Pak Samin adalah seorang penyapu jalan yang taat akan agamanya dan rajin serta ramah, hal itu terlihat pada senyum dan tawa yang selalu menghiasi wajahnya yang tampak kecoklatan karena terjemur matahari. Seorang pria kurus dengan tinggi sesekitar 165 cm ,dengan wajah dan tubuh kecoklatan dikenal orang-orang sekitarnya dengan nama Pak Samin. Tak terasa sudah 10 tahun ia bekerja sebagai penyapu jalan, sejak pertama kali temannya memperkenalkan ia pada salah seorang pegawai pemerintah kota , yang memberinya pekerjaan sebagai penyapu jalan. Sepanjang jalan tunjungan dari Monumen Kapal Selam sampai area air mancur di tengah perempatan depan Gedung Pemuda, dari pukul 14.00 sampai pukul 22.00, para pengendara yang lewat pasti akan menemukan seorang penyapu jalan , yaitu Pak Samin. Siang yang terik , jalan yang ramai akan hiruk pikuk kendaraan, serta sampah dan dedaunan pohon yang gugur di tepi jalan memenuhi jalan tunjungan yang harus disapu Pak Samin. Hal ini tak membuatnya takut atau bermalas-malasan bekerja, karena bersih-bersih adalah hal yang paling disukainya. . Keteguhan dan kerendahan hati membuatnya terus hidup dan bekerja berlainan kota dengan keluarganya. Walau kadang terasa rindu bertemu keluarga , anak dan istrinya, Tetapi Pak Samin sabar menunggu tiga bulan sekali untuk pulang ke kampung halamannya. “Asal keluarga senang, saya juga senang.”, begitu katanya.

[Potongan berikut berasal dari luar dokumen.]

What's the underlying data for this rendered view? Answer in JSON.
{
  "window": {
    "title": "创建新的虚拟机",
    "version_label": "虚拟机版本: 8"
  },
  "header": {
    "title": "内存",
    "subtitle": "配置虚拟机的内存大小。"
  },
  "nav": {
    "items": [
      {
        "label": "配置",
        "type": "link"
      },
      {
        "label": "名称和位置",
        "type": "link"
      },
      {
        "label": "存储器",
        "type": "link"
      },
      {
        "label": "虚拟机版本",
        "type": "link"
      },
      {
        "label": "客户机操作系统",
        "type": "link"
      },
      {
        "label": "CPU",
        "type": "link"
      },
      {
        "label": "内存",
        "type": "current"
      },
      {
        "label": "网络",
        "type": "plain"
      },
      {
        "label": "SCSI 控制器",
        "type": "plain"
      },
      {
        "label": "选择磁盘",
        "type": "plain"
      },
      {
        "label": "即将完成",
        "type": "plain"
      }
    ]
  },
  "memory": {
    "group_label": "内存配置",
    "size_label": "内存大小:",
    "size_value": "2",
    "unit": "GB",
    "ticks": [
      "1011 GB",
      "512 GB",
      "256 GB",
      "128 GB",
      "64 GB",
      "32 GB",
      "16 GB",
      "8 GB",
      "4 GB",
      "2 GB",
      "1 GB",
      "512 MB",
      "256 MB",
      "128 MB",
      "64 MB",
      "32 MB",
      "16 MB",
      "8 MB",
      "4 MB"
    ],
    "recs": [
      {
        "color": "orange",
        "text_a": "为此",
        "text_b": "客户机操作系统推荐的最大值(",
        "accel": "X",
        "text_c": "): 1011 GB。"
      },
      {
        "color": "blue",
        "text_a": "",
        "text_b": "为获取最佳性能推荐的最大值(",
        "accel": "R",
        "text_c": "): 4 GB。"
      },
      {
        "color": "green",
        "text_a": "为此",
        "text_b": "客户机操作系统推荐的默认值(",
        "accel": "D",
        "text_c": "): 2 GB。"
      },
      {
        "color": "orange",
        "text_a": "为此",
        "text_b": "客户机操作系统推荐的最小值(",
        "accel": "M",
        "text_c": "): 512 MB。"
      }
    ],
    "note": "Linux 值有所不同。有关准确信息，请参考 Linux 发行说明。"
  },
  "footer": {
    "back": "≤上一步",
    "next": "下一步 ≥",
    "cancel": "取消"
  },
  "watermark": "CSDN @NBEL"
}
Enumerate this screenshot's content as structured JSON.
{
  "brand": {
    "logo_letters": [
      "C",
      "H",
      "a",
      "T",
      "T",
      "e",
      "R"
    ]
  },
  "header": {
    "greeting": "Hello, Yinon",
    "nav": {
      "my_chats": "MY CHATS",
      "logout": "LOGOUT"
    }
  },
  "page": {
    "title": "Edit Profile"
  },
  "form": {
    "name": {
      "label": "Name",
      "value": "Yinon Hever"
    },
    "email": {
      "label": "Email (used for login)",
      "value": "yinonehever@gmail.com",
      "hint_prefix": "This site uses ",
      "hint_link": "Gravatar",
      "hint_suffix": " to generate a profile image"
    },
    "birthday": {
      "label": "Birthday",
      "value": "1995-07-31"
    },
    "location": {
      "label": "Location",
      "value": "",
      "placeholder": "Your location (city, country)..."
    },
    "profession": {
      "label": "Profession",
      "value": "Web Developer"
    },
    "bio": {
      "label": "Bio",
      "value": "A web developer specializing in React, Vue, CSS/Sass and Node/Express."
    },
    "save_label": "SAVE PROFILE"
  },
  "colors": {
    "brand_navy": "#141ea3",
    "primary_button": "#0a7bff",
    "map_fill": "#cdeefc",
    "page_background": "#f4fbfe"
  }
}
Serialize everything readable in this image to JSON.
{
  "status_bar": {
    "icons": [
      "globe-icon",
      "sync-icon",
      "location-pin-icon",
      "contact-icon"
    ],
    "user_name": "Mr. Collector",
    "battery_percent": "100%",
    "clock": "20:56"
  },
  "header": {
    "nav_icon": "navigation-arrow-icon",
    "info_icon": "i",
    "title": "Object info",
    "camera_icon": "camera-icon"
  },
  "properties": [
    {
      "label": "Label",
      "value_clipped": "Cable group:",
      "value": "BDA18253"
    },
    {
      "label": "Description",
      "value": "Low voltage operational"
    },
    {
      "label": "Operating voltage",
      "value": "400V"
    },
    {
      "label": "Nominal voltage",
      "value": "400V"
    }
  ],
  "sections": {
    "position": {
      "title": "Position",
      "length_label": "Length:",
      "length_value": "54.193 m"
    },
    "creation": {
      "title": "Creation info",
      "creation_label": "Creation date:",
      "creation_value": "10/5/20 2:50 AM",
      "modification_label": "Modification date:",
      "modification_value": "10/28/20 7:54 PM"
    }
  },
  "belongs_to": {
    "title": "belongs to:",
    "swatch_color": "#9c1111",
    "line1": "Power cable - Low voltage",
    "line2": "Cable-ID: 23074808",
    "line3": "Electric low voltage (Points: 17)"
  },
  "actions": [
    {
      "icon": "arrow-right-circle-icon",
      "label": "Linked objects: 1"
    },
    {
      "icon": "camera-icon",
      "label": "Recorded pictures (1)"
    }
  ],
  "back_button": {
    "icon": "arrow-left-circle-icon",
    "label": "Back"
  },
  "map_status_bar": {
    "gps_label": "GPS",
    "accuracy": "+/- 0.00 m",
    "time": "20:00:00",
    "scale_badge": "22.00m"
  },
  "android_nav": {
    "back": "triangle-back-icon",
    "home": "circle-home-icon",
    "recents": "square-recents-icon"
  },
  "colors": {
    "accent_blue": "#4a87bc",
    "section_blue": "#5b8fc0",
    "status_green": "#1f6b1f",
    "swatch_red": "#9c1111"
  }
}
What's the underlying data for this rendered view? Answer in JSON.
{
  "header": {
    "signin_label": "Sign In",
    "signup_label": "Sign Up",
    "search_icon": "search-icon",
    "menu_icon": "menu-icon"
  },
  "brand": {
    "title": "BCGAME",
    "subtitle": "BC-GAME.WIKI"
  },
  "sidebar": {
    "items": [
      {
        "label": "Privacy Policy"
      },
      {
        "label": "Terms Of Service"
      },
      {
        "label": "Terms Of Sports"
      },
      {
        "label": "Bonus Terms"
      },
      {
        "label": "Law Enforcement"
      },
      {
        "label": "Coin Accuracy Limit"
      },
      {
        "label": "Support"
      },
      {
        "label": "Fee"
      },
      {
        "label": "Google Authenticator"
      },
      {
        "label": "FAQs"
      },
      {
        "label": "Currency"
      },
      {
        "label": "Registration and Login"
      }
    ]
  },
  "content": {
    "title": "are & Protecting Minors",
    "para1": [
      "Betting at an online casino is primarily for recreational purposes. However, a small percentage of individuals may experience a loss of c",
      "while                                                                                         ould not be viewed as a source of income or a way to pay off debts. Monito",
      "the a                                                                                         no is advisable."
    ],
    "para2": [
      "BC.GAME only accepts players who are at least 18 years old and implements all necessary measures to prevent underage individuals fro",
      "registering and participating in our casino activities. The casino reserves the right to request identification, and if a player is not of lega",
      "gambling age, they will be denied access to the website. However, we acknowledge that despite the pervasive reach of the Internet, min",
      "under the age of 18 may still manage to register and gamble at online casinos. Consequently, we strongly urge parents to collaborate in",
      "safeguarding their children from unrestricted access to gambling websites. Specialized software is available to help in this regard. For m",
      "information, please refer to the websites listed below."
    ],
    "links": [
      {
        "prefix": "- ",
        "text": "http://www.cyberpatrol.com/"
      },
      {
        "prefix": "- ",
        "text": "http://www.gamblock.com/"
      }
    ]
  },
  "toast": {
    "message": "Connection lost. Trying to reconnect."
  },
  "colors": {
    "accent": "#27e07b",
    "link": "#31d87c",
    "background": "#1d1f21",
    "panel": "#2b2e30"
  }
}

Pak Samin adalah seorang yang taat beragama. Ia adalah seorang muslim, bulan September ini adalah bulan yang penuh berkah dan bulan yang membahagikan bagi seluruh umat beragama muslim, begitu juga dengan Pak Samin. Selama bulan puasa ini , Pak Samin juga ikut berpuasa walau pekerjaan kadang membuatnya lelah. Menahan nafsu makan adalah hal yang mudah baginya, tetapi beberapa hari ini siang terasa sangat panas dan menyengat , hal ini membuatnya tidak kuat untuk menahan minum. Tetapi selama ia kuat kuat menjalani puasanya , maka ia akan akan menjalaninya sampai nanti wakunya berbuka. Pak Samin memasrahkan hidupnya pada Tuhan, ia tak pernah menyalahkan atau berpikir , kenapa ia hanya menjadi orang kecil, hal ini malah membuatnya semakin bersemangat dan giat bekerja. Demi memenuhi seluruh kebutuhan keluarganya. Dengan gaji Rp900.000 sebulan, ia sudah merasa cukup , walau sebenarnya kurang. Ia tak mendapatkan THR di bulan Lebaran ini, hal itu tak membuatnya malas, ia tetap melaksanakan tugasnya dengan sepenuh hati.
Seperti halnya umat beragama Islam yang lain, Pak Samin juga sudah tak sabar menunggu datangnya Lebaran ,dimana tanggal 20 September nanti ia dapat bertemu dan berkumpul bersama keluarga, anak dan istri yang dicintainya, di kampung halamannya di Jawa Tengah. Lebaran kali ini ia memohon berkat pada Tuhan Yang Maha Esa agar memberinya banyak rejeki, kesehatan , kebahagiaan pada keluarganya.